В дверь постучали и это для Зены было в новинку.
– Кто там? Входите! – крикнула она прихватывая кинжал.
– Госпожа – там снаружи вас спрашивают!
«Ну вот – отдохнула,» – подумала Зена представляя себе разномастную шеренгу врагов с которыми ей за свою жизнь удалось встретиться.
– Сейчас спущусь, – ответила она и, поднявшись, достала из мешка короткий арбалет. Зарядила его и спрятала в мешок поменьше. Кинжал сунула за пояс, накрыв выпущенной наверх кофтой.
Теперь она была готова к визиту неизвестно кого.
Спустившись в зал, Зена спросила работника, кто ее звал.
– Они на улице, госпожа.
– Много их? – спросила Зена, осматривая пустой зал, в которой уже погасили половину светильников.
– Там не разберешь, как будто больные какие-то…
– Больные? – не поняла Зена.
– Да, едва разговаривают.
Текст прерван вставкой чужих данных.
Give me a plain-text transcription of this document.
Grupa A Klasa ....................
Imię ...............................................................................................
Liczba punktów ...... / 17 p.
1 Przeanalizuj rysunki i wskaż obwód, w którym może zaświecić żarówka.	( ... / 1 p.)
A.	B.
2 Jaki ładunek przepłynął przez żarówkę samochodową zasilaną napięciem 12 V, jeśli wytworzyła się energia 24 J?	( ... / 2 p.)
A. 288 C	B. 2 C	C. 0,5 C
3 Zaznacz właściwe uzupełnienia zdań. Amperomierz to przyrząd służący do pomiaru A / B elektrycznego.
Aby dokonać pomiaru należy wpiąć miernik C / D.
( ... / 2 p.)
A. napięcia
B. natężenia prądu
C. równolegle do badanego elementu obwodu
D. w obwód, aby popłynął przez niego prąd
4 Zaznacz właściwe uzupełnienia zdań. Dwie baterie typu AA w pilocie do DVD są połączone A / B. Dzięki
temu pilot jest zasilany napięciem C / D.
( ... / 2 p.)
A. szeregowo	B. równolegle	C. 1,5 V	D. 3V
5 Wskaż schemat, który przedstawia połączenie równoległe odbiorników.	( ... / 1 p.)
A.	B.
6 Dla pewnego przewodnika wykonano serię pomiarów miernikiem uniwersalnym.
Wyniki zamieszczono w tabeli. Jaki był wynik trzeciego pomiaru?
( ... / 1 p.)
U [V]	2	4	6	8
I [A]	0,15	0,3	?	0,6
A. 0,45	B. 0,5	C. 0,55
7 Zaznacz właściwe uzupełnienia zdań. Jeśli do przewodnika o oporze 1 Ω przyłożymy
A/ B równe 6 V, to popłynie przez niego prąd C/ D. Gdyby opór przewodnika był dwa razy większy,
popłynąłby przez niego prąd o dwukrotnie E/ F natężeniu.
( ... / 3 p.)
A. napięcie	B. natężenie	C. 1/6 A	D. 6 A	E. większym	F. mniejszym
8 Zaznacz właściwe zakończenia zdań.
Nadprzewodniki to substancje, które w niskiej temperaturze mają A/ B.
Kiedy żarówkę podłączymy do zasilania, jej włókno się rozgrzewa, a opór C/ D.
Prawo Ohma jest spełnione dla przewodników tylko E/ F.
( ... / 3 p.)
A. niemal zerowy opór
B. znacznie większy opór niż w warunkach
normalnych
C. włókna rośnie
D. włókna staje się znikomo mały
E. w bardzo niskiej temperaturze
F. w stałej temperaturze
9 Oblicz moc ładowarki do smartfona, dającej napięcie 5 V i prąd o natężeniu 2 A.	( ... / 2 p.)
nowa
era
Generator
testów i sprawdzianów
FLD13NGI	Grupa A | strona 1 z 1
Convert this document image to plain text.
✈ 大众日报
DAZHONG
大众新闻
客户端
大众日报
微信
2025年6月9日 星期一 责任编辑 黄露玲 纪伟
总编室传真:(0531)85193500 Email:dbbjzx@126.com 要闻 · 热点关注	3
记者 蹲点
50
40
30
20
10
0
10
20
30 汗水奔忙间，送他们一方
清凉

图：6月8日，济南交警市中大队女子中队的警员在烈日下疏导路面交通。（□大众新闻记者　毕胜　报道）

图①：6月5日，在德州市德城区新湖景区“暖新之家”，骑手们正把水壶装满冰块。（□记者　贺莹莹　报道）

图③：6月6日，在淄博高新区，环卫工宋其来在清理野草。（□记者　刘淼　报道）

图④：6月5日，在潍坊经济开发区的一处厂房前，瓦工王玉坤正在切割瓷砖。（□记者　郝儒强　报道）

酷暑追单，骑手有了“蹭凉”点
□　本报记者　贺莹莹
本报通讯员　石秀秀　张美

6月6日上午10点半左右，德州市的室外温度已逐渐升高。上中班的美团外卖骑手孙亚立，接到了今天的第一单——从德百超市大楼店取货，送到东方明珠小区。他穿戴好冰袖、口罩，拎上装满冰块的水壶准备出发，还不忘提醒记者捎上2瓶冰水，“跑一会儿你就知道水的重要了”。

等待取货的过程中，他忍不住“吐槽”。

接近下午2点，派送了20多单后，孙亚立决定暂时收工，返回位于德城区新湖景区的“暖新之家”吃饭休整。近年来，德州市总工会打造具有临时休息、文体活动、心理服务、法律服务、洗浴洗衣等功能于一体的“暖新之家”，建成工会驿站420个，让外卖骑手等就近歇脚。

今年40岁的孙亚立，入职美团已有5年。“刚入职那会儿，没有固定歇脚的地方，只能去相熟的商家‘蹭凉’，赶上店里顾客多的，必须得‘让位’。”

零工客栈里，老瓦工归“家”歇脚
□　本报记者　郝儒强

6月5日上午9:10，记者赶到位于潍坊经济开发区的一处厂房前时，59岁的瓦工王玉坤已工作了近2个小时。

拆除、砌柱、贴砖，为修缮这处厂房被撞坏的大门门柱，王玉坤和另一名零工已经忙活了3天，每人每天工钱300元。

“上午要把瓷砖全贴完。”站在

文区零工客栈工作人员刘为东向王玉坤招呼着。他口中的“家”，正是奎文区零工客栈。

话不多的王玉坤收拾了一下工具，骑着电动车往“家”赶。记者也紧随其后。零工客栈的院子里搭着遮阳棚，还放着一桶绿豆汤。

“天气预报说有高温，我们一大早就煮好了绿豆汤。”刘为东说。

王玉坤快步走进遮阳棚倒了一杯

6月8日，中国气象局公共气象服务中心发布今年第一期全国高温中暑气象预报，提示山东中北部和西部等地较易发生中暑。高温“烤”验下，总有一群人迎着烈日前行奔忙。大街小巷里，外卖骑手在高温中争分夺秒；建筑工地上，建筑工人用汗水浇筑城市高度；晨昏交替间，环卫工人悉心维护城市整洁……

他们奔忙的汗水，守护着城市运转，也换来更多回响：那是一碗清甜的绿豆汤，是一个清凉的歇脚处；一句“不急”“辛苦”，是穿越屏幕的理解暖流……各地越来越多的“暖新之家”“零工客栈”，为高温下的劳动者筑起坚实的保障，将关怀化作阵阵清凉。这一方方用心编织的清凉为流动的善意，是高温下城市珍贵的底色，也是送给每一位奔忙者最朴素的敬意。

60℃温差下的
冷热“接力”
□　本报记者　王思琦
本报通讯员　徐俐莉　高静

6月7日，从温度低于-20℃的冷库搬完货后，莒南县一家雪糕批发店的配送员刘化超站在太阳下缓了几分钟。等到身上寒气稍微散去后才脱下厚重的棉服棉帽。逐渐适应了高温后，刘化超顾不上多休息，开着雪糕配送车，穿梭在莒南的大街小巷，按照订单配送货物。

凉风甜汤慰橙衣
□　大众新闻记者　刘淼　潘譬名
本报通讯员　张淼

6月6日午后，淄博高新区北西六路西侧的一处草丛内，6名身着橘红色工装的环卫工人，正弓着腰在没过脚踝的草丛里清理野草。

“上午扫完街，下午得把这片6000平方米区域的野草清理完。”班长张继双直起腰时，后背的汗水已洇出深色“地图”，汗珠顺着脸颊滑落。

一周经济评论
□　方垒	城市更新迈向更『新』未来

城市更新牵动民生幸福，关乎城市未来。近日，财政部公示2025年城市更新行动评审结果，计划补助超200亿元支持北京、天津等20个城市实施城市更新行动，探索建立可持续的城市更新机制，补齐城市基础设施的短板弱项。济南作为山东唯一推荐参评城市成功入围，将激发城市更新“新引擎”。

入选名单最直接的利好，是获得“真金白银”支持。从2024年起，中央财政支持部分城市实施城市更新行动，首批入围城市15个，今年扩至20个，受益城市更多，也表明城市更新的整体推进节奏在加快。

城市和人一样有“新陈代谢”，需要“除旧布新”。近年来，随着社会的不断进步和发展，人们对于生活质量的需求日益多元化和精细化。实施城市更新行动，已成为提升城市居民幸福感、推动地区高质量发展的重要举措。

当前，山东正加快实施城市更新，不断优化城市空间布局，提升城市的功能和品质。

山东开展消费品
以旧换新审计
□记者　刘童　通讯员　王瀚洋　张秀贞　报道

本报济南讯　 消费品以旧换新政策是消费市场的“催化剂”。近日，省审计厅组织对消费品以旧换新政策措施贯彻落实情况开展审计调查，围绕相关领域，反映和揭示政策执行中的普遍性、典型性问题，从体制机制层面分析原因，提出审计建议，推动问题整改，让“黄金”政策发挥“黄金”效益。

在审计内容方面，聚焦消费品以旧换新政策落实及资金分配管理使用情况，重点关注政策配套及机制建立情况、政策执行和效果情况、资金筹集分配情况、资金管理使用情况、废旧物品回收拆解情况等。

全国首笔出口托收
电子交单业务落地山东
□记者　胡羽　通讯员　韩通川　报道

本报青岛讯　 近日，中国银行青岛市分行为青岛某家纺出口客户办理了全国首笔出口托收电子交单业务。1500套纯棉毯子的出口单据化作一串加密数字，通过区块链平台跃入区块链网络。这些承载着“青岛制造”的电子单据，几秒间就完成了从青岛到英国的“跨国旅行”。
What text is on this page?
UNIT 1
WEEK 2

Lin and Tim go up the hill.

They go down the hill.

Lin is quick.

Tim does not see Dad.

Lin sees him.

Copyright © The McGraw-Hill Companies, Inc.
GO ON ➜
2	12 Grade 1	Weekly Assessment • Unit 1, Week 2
Я их сюда не пустил – вдруг заразные.
– Огня дай…
– Да вам не потребуется госпожа, я уже на столбе светильник запалил, он у нас всю ночь горит.
Не зная уже, что думать, Зена подошла к двустворчатой двери, еще раз ощупала в мешке заряженный арбалет и толкнув створку, вышла на крыльцо.
На столбе, шагах в десяти, действительно горел масляный фонарь, однако света почти не давал, по крайней мере, в первое мгновение Зена ничего не разглядела, но после, справа от нее – у забора, шевельнулись какие-то тени и тогда Зена выдернула из мешка арбалет.
– Кто здесь? Выходи давай! – крикнула она и от забора к крыльцу кто-то стал двигаться.
Это был человек, который едва переставлял ноги и с ним оказались спутники, но сколько их понять было невозможно – полумрак и налетавшие порывы ветра, заставлявшего трепать одежду неизвестных визитеров, скрывали их.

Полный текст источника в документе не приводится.